Erscheint in: Tiroler Schule. Fachzeitschrift des katholischen Lehrerverbandes, Nummer 4, Dezember 2006.

Jakob Hutter und die Tiroler Täuferbewegung
Ein sozialhistorischer Überblick von Dr. Peter Schulte

Wir schreiben das Jahr 1521. Erzherzog Ferdinand I. (1503-64) gelangt mit Anfang Zwanzig in den Besitz der Österreichischen Erblande und Tirols. In der spanischen Tradition erzogen, kannte er weder die Sprache noch die Kultur seiner Untertanen. Mit überzogenen Vorstellungen von seiner persönlichen Macht kam er in die alten Stammländer der Habsburger. Als Unterstützer des katholischen Glaubens sah er seine gottgegebene Aufgabe darin, dass Corpus Christianum zu erhalten und die ihm anvertrauten Gebiete von Häresien zu reinigen. Für Ferdinand I. war das Täufertum eine "verdambte, verfuerisch, kätzerisch secten und Ketzereyen". Um den sektiererischen Umtrieben in seinem Land Einhalt zu gebieten, erließen Ferdinands Räte u.a. das August-Mandat, welches das Apostolische Glaubensbekenntnis und die sieben Sakramente als minimalen Maßstab der Rechtgläubigkeit definierte. All diejenigen, die diesen Kriterien der Rechtgläubigkeit nicht genüge taten, sollten bestraft werden. Die Strafen reichten von Berufsverbot, Verlust der bürgerlichen Rechte, Konfiszierung der Güter, Landesverweis, Gefängnis bis hin zur Todesstrafe. Ferdinand I. hatte festgelegt, dass dieses Mandat von Weihnachten 1527 bis Ostern 1528 in allen Pfarrkirchen Tirols verlesen werden sollte. Die Kirche sollte dabei als "Namensagentur" dienen. Den Priestern wurde befohlen, Listen von Personen anzufertigen, die nicht an der Beichte oder Messe teilnahmen. Durch diese Maßnahme wurde die enge Kooperation von Kirche und Staat verstärkt.

Soziale Unruhen in Tirol
Tirol selbst befindet sich zu diesem Zeitpunkt auf einem moralischen Tiefpunkt. Während die Tiroler Bevölkerung Hunger leidet, gibt sich der katholische Klerus dem Luxus hin. Die Bauern und Knappen werden in ihren Rechten und Freiheiten eingeschränkt. Überzogene Zinsen und Spendenerlässe der katholischen Geistlichkeit empören die verarmte Bevölkerung Tirols. Die katholische Kirche befindet sich in einer tiefen Krise. In Deutschland will Luther die Kirche von innen reformieren, vergeblich. Stattdessen löst er mit seinen Thesen eine kirchliche Spaltung und einen religiösen Flächenbrand in ganz Europa aus. Es wurden immer radikalere Forderungen nach religiöser und gesellschaftlicher Neugestaltung gestellt, mit dem Ziel, die Kirche zu erneuern und dem Menschen wieder religiöse Inhalte zu vermitteln. Michael Gaismair, ein Gerichtsschreiber des Bischofs von Brixen, ist fest entschlossen, den historischen Freiheitswillen des Tiroler Volkes zu nützen und dieses vom Joch der katholischen Kirche zu befreien. Er fordert eine christlich-soziale und demokratische Bauernrepublik und somit, als Konsequenz, die Abschaffung der Vorrechte von Adel und Geistlichkeit. Gaismairs Landesverfassung sieht eine klassenlose Gesellschaft vor, dessen Grundlagen auf der Reformation und dem Evangelium beruhen. Diese Vorstellungen wurden in den Bauernaufständen blutig niedergeschlagen.

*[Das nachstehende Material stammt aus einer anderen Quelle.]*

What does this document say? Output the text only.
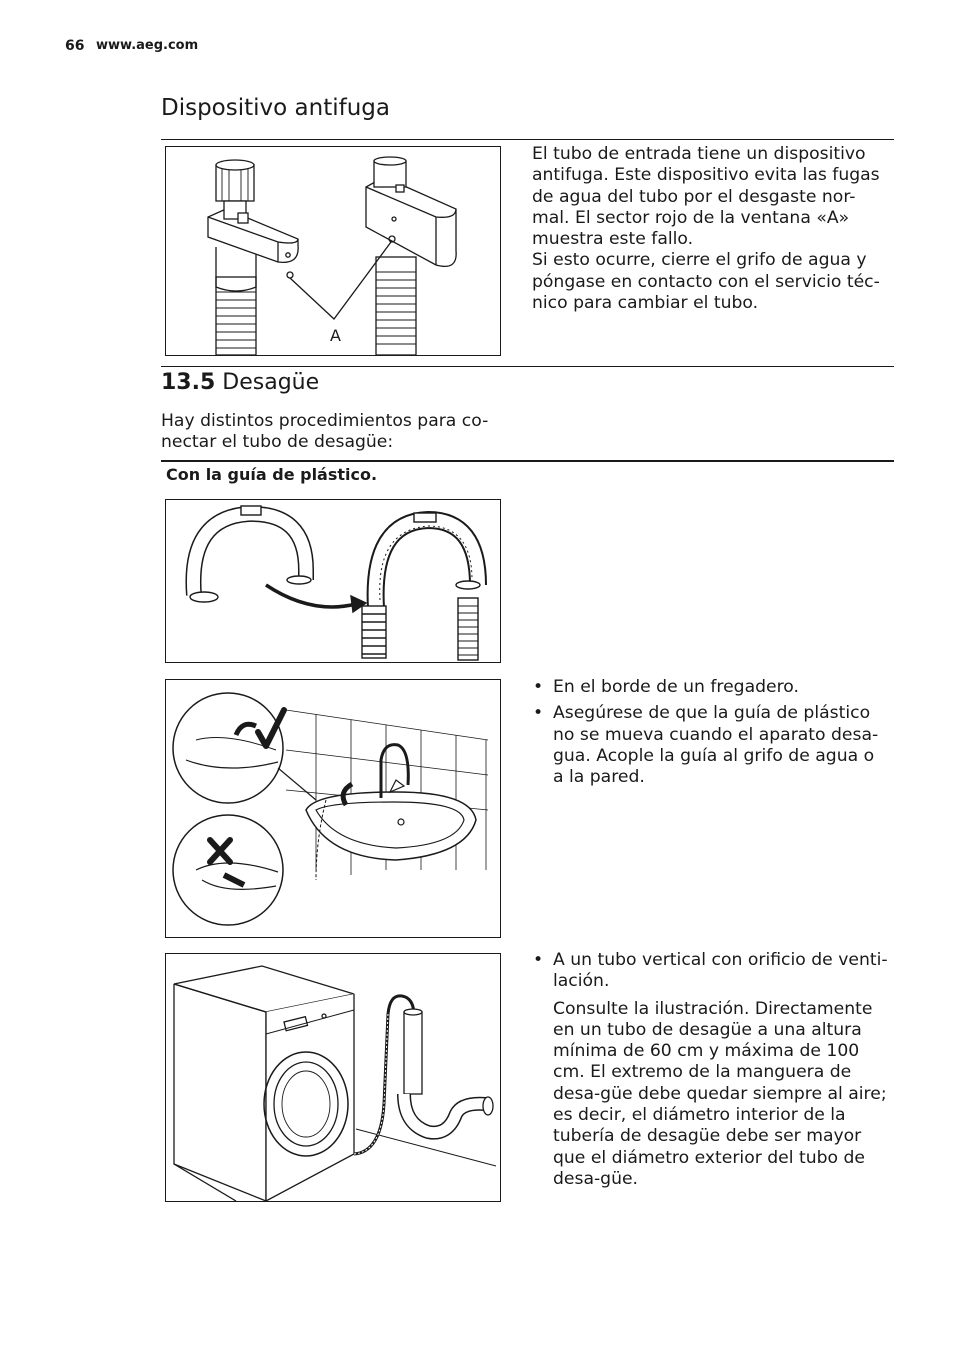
66 www.aeg.com
Dispositivo antifuga
A

El tubo de entrada tiene un dispositivo antifuga. Este dispositivo evita las fugas de agua del tubo por el desgaste nor-mal. El sector rojo de la ventana «A» muestra este fallo.

Si esto ocurre, cierre el grifo de agua y póngase en contacto con el servicio téc-nico para cambiar el tubo.

13.5 Desagüe
Hay distintos procedimientos para co-nectar el tubo de desagüe:
Con la guía de plástico.
• En el borde de un fregadero.
• Asegúrese de que la guía de plástico no se mueva cuando el aparato desa-gua. Acople la guía al grifo de agua o a la pared.
• A un tubo vertical con orificio de venti-lación.

Consulte la ilustración. Directamente en un tubo de desagüe a una altura mínima de 60 cm y máxima de 100 cm. El extremo de la manguera de desa-güe debe quedar siempre al aire; es decir, el diámetro interior de la tubería de desagüe debe ser mayor que el diámetro exterior del tubo de desa-güe.
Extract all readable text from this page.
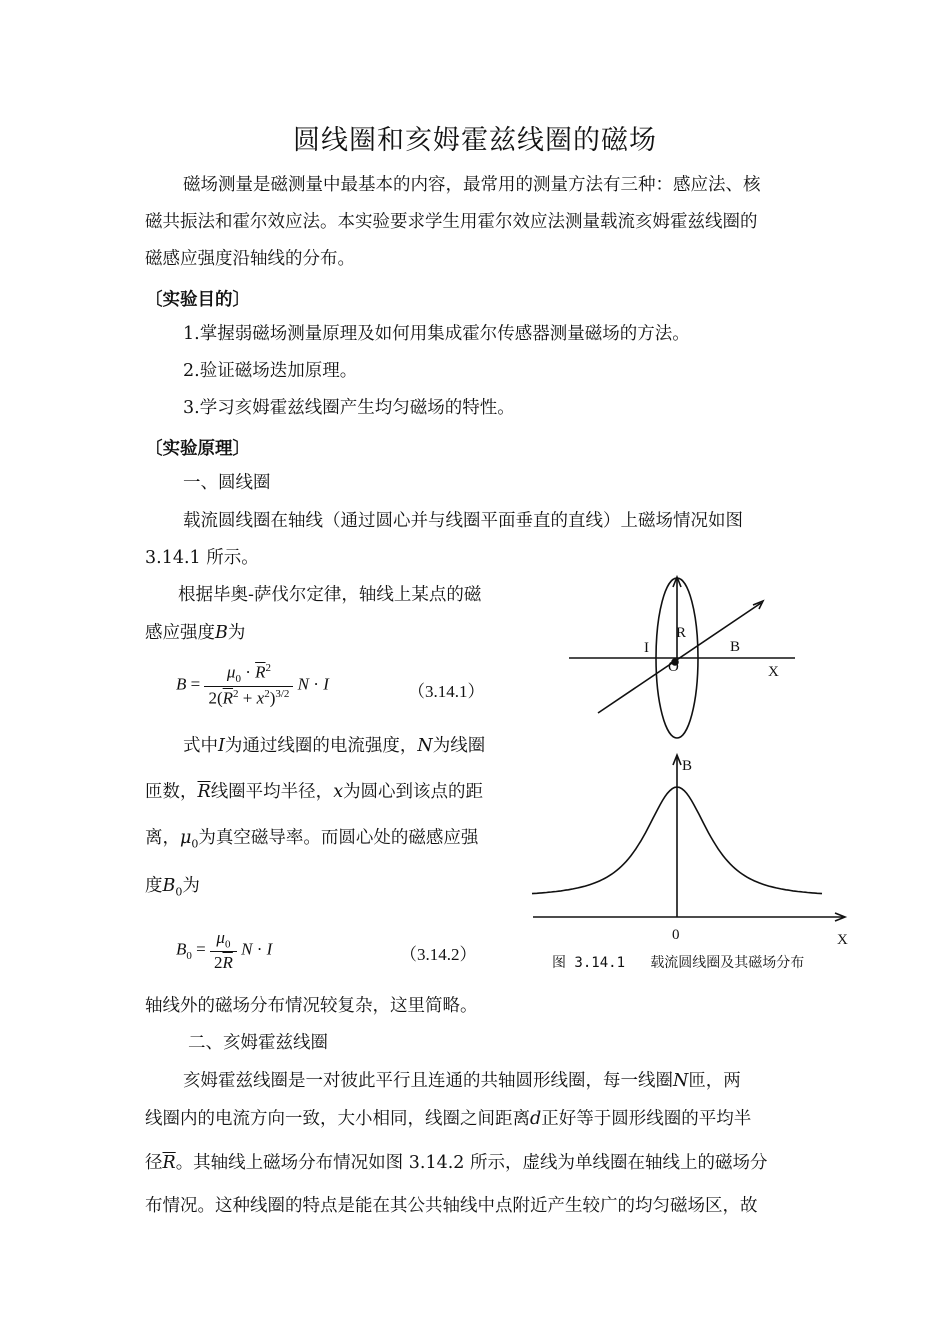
圆线圈和亥姆霍兹线圈的磁场
磁场测量是磁测量中最基本的内容，最常用的测量方法有三种：感应法、核
磁共振法和霍尔效应法。本实验要求学生用霍尔效应法测量载流亥姆霍兹线圈的
磁感应强度沿轴线的分布。
〔实验目的〕
1.掌握弱磁场测量原理及如何用集成霍尔传感器测量磁场的方法。
2.验证磁场迭加原理。
3.学习亥姆霍兹线圈产生均匀磁场的特性。
〔实验原理〕
一、圆线圈
载流圆线圈在轴线（通过圆心并与线圈平面垂直的直线）上磁场情况如图
3.14.1 所示。
根据毕奥-萨伐尔定律，轴线上某点的磁
感应强度B为
$B = \frac{\mu_0 \cdot \overline{R}^2}{2(\overline{R}^2 + x^2)^{3/2}}$ N · I	（3.14.1）
式中I为通过线圈的电流强度，N为线圈
匝数，$\overline{R}$线圈平均半径，x为圆心到该点的距
离，$\mu_0$为真空磁导率。而圆心处的磁感应强
度$B_0$为
$B_0 = \frac{\mu_0}{2\overline{R}}$ N · I	（3.14.2）
轴线外的磁场分布情况较复杂，这里简略。
二、亥姆霍兹线圈
亥姆霍兹线圈是一对彼此平行且连通的共轴圆形线圈，每一线圈N匝，两
线圈内的电流方向一致，大小相同，线圈之间距离d正好等于圆形线圈的平均半
径$\overline{R}$。其轴线上磁场分布情况如图 3.14.2 所示，虚线为单线圈在轴线上的磁场分
布情况。这种线圈的特点是能在其公共轴线中点附近产生较广的均匀磁场区，故
I
R
B
O	X
B
0	X
图 3.14.1 载流圆线圈及其磁场分布
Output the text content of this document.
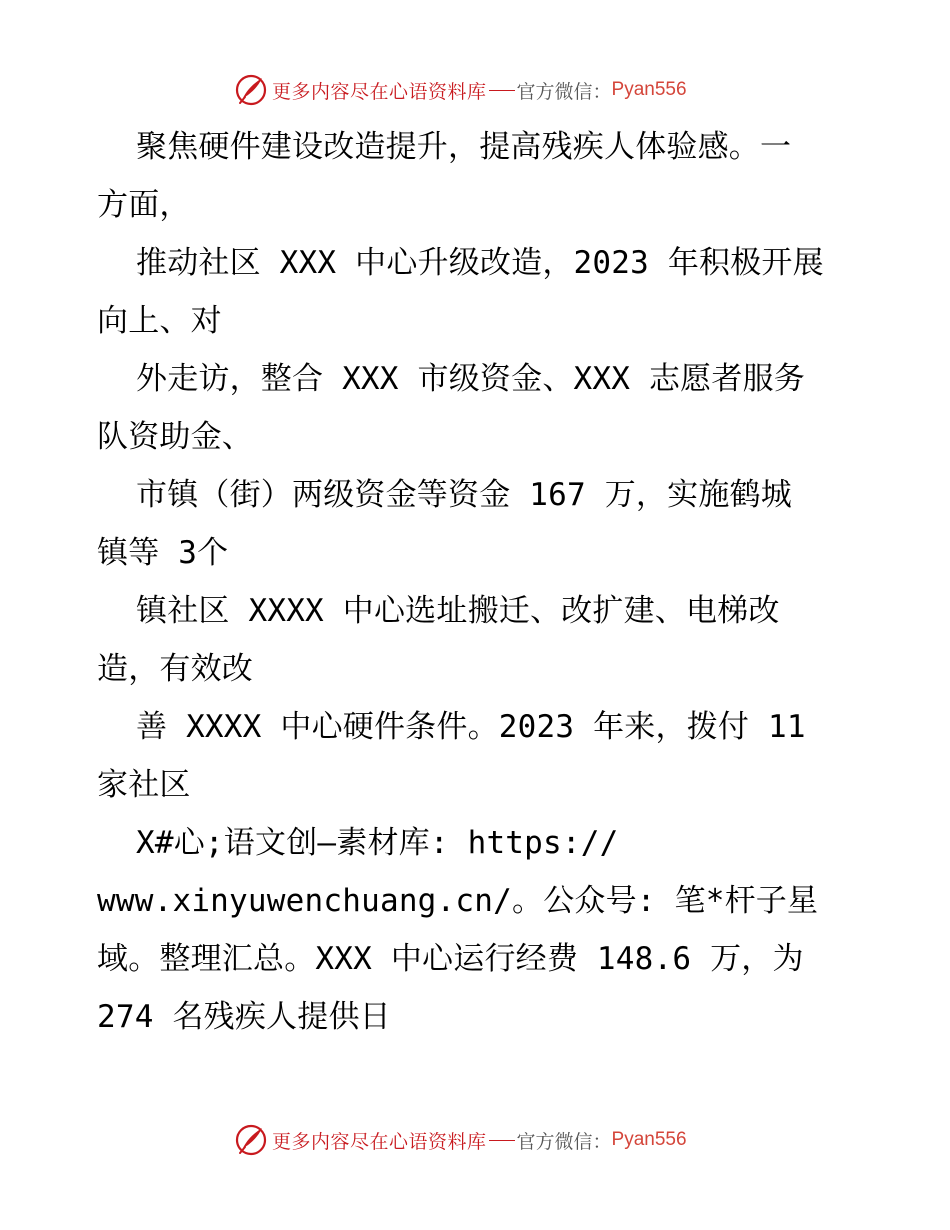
更多内容尽在心语资料库 官方微信： Pyan556
聚焦硬件建设改造提升，提高残疾人体验感。一
方面，
推动社区 XXX 中心升级改造，2023 年积极开展
向上、对
外走访，整合 XXX 市级资金、XXX 志愿者服务
队资助金、
市镇（街）两级资金等资金 167 万，实施鹤城
镇等 3个
镇社区 XXXX 中心选址搬迁、改扩建、电梯改
造，有效改
善 XXXX 中心硬件条件。2023 年来，拨付 11
家社区
X#心;语文创—素材库: https://
www.xinyuwenchuang.cn/。公众号: 笔*杆子星
域。整理汇总。XXX 中心运行经费 148.6 万，为
274 名残疾人提供日
更多内容尽在心语资料库 官方微信： Pyan556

Jakob Hutter, Schlüsselfigur und Hauptorganisator der Tiroler Täuferbewegung
Jakob Hutter war ohne Frage eine Schlüsselfigur der Tiroler Täuferbewegung. Geboren 1500 im kleinen Weiler Moos bei St. Lorenzen im Pustertal, erlernte er in seiner Jugend den Beruf des Hutmachers. Hutter konnte lesen und schreiben, was auf einen zumindest elementaren Schulunterricht schließen lässt. Sein Charakter wird als stur und explosiv beschrieben. In Bozen erwarb er das Neue Testament, welches er intensiv studierte und anderen vorlas und auslegte. Im Jahr 1529 erfolgten die ersten Gefangennahmen von Täufern, von denen einige auf dem Scheiterhaufen endeten. Hutter entkam den Verfolgern, doch im Juni 1529 hatte die Innsbrucker Regierung ihn und Jörg Zaunring, der zu dieser Zeit eine Art Verbindungsmann zwischen dem südlichen und nördlichen Teil Tirols war, als führende Täufervorsteher identifiziert. Zu dieser Zeit hatte die Täuferbewegung südlich des Brenners schon beträchtliche Organisationsstrukturen entwickelt, da schon Gemeindeversammlungen abgehalten wurden, an denen nur Getaufte teilnehmen durften. Hutters Erfahrungen in der Austerlitzer Gemeinde in Mähren dürften ihn wohl auch zur Übernahme der Praxis der Gütergemeinschaft bewogen haben, ein Gemeinschaftsmodell, was bis heute eines der grundlegenden Merkmale der Hutterer ist. Die Gütergemeinschaft wurde als wahre neutestamentliche Norm akzeptiert und beruht auf Basis der Apostelgeschichte, Kapitel 2, "Und sie hatten alles gemeinsam". Ein weiteres Grundprinzip der Hutterer ist ein bedingungsloser Pazifismus gemäß dem Gebot der Bergpredigt über die Feindesliebe.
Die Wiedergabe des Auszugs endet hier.